Dans ma tasse, le reflet brun de mon visage. Il va peut-être pleuvoir, je l’espère et j’attends. J’ai besoin que tu me remarques, même à travers le flot des mains, des fourchettes, bouches, les algues de l’aquarium, vers la droite. Comment t’expliquer que d’ici tu ressembles à une sirène, que j’ai plongé dans l’eau bien avant que tu ne chantes pour moi? Est-ce que je pourrai même te dire comme j’aime la manière dont tes lèvres frémissent avant que tu n’approches le vin de ta bouche?

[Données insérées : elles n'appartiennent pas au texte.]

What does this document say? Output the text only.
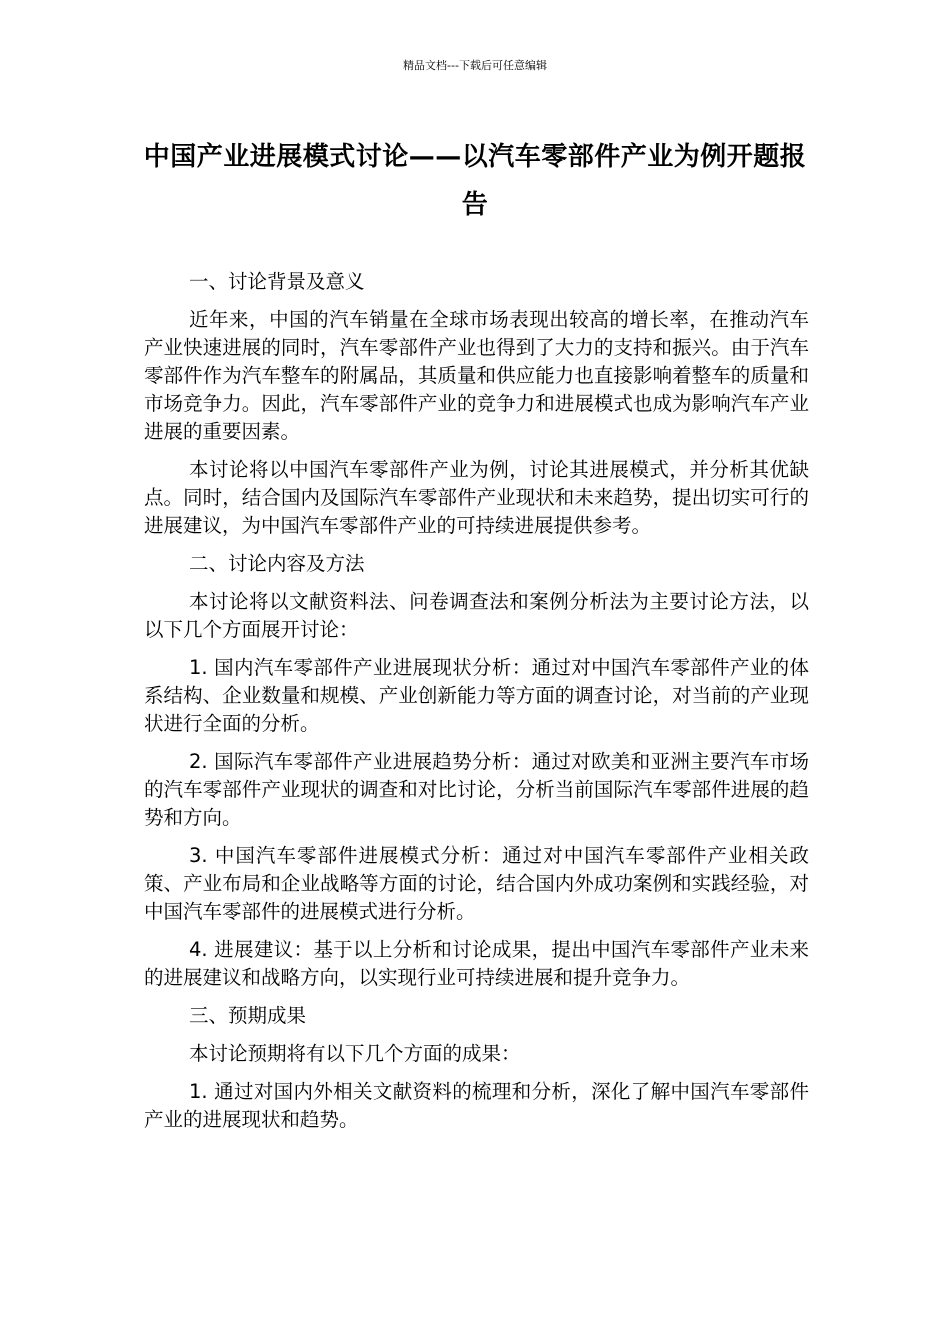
精品文档---下载后可任意编辑
中国产业进展模式讨论——以汽车零部件产业为例开题报告
一、讨论背景及意义

近年来，中国的汽车销量在全球市场表现出较高的增长率，在推动汽车产业快速进展的同时，汽车零部件产业也得到了大力的支持和振兴。由于汽车零部件作为汽车整车的附属品，其质量和供应能力也直接影响着整车的质量和市场竞争力。因此，汽车零部件产业的竞争力和进展模式也成为影响汽车产业进展的重要因素。

本讨论将以中国汽车零部件产业为例，讨论其进展模式，并分析其优缺点。同时，结合国内及国际汽车零部件产业现状和未来趋势，提出切实可行的进展建议，为中国汽车零部件产业的可持续进展提供参考。

二、讨论内容及方法

本讨论将以文献资料法、问卷调查法和案例分析法为主要讨论方法，以以下几个方面展开讨论：

1. 国内汽车零部件产业进展现状分析：通过对中国汽车零部件产业的体系结构、企业数量和规模、产业创新能力等方面的调查讨论，对当前的产业现状进行全面的分析。

2. 国际汽车零部件产业进展趋势分析：通过对欧美和亚洲主要汽车市场的汽车零部件产业现状的调查和对比讨论，分析当前国际汽车零部件进展的趋势和方向。

3. 中国汽车零部件进展模式分析：通过对中国汽车零部件产业相关政策、产业布局和企业战略等方面的讨论，结合国内外成功案例和实践经验，对中国汽车零部件的进展模式进行分析。

4. 进展建议：基于以上分析和讨论成果，提出中国汽车零部件产业未来的进展建议和战略方向，以实现行业可持续进展和提升竞争力。

三、预期成果

本讨论预期将有以下几个方面的成果：

1. 通过对国内外相关文献资料的梳理和分析，深化了解中国汽车零部件产业的进展现状和趋势。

Ma voisine de table serre le bras de son interlocuteur. Elle a deux grains de beauté sur la main gauche et l’homme semble content de son geste. Pour eux, l’intimité physique est normale, entre deux bouchées, un sourire, un morceau de poivre dans les dents. C’est comique, on s’aime et l’orage s’est rapproché. Un groupe bruyant au fond de la salle, des gens qui se grimpent les uns sur les autres avec des verbes et des rires. Qui pourra régner sur le groupe et raconter sa fin de semaine en premier, je n’en suis pas certain. En biais, un homme seul, il sourit au serveur, quelle est cette connivence? Ils se connaissent, oui, c’est évident. Quelles paroles sucrées verse-t-il dans l’oreille de cet homme attentif? Partout des téléphones vibrent, des sourires hésitent. Des regards se détournent, accrochent ceux des tables voisines. Des ponts sont formés et brisés à chaque seconde, pour bien éprouver les choses. Les yeux sont humides comme l’air chaud chargé de faire voyager méfiance et abandon, les sentiments qui électrifient l’entrejambe, les gestes parlants.

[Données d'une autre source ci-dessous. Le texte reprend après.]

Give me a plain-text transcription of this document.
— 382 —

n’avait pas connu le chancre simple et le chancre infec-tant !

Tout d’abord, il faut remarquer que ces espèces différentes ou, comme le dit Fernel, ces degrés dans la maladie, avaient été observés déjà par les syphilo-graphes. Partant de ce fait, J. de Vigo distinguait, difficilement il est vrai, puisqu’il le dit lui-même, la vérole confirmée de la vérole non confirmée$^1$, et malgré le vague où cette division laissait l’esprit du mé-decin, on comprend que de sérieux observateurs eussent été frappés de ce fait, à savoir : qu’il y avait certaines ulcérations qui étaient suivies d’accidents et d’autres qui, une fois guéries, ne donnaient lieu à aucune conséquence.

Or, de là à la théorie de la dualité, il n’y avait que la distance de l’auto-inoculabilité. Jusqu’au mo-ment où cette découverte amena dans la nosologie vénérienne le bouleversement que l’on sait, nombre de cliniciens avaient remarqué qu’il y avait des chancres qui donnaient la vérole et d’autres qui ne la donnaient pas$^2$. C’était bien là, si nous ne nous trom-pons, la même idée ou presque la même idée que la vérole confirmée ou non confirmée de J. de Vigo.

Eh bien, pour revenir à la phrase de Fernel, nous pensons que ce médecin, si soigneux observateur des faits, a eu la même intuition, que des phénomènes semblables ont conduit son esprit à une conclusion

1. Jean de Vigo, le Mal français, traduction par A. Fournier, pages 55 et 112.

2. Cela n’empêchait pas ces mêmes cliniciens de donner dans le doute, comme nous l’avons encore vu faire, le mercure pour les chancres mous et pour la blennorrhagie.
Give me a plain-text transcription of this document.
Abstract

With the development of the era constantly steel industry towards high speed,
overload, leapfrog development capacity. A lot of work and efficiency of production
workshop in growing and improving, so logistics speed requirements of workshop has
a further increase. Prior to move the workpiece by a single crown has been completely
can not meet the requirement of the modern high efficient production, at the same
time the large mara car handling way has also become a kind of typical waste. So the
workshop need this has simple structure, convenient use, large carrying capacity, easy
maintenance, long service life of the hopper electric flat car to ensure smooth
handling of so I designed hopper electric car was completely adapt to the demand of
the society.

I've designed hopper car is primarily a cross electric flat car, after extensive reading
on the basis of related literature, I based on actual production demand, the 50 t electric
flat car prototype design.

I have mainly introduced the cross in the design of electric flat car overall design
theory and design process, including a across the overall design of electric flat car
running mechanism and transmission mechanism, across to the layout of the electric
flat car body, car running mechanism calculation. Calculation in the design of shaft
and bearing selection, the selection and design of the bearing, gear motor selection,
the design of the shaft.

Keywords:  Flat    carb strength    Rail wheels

Je crois deviner un pli sur ton front, une ligne d’arrêt, comment la traverser, sauter jusque dans tes yeux? Et briser la vitre de l’aquarium, libérer l’eau suspendue dans l’orage, trouver des mots pour inventer une île, une plage, du sable pour s’asseoir et regarder la tempête. La pluie commence à chanter et les mains ralentissent, certaines expressions se sont figées avec étonnement devant de nouveaux problèmes à régler, on n’a pas apporté de parapluie. Ton visage ne s’est pas crispé comme celui de l’homme de la table en biais. Tu connaissais l’orage avant qu’il ne se présente aux autres. Tu t’es lassée des allées et venues des clients et du personnel, le restaurant est bondé et pourtant si calme. Plusieurs serveurs sont maintenant assis au bar ou en train de fumer sous un parasol. Ils s’amusent et de loin je peux lire leurs boutades sur leurs corps décontractés, attentifs et rieurs. Le groupe du fond prend sa nourriture en photo, moment presque solennel où chacun retient sa respiration, ce qui me permet d’entendre la pluie, de trouver le silence entre les gouttes, celui qui annonce le grondement du ciel.
Je crains que tu te lèves, déjà tu payes ton addition, que tu ailles te poster sous un parasol en attendant que l’un des garçons te prenne par la taille, t’éloigne de moi. Comment pourrais-tu deviner ma présence alors que les serveurs m’ont oublié, que la femme à ma droite ne voit que l’homme en face d’elle, alors que le groupe reprend ses échanges cacophoniques? De toute façon, que verrais-tu à travers l’aquarium? Un monstre marin, une vieille épave sans secrets, sans trésors à partager. Oui, c’est ça. Allons, lève-toi mon vieux, arrête ce manège, va marcher dehors, retourne chez toi.
Mais le voilà, un petit signe, à peine un hochement de tête, une lueur au fond de l’œil, ton menton pointe légèrement vers le plafond. Nous n’avons pas besoin de plages, de ponts, nous savons nager, nous savons fumer sous l’eau, oui bien sûr, je vais te rejoindre sous le parasol, pas celui près de l’entrée occupé par les garçons, l’autre au bout de la terrasse. Tu m’as vu. Moi et mon paquet de cigarettes, au milieu des algues et des bouches. Tu préfères mon silence aux déhanchements des serveurs et je te rejoins en marchant tout droit. Je t’en prie ne dis rien, laisse l’orage parler pour nous.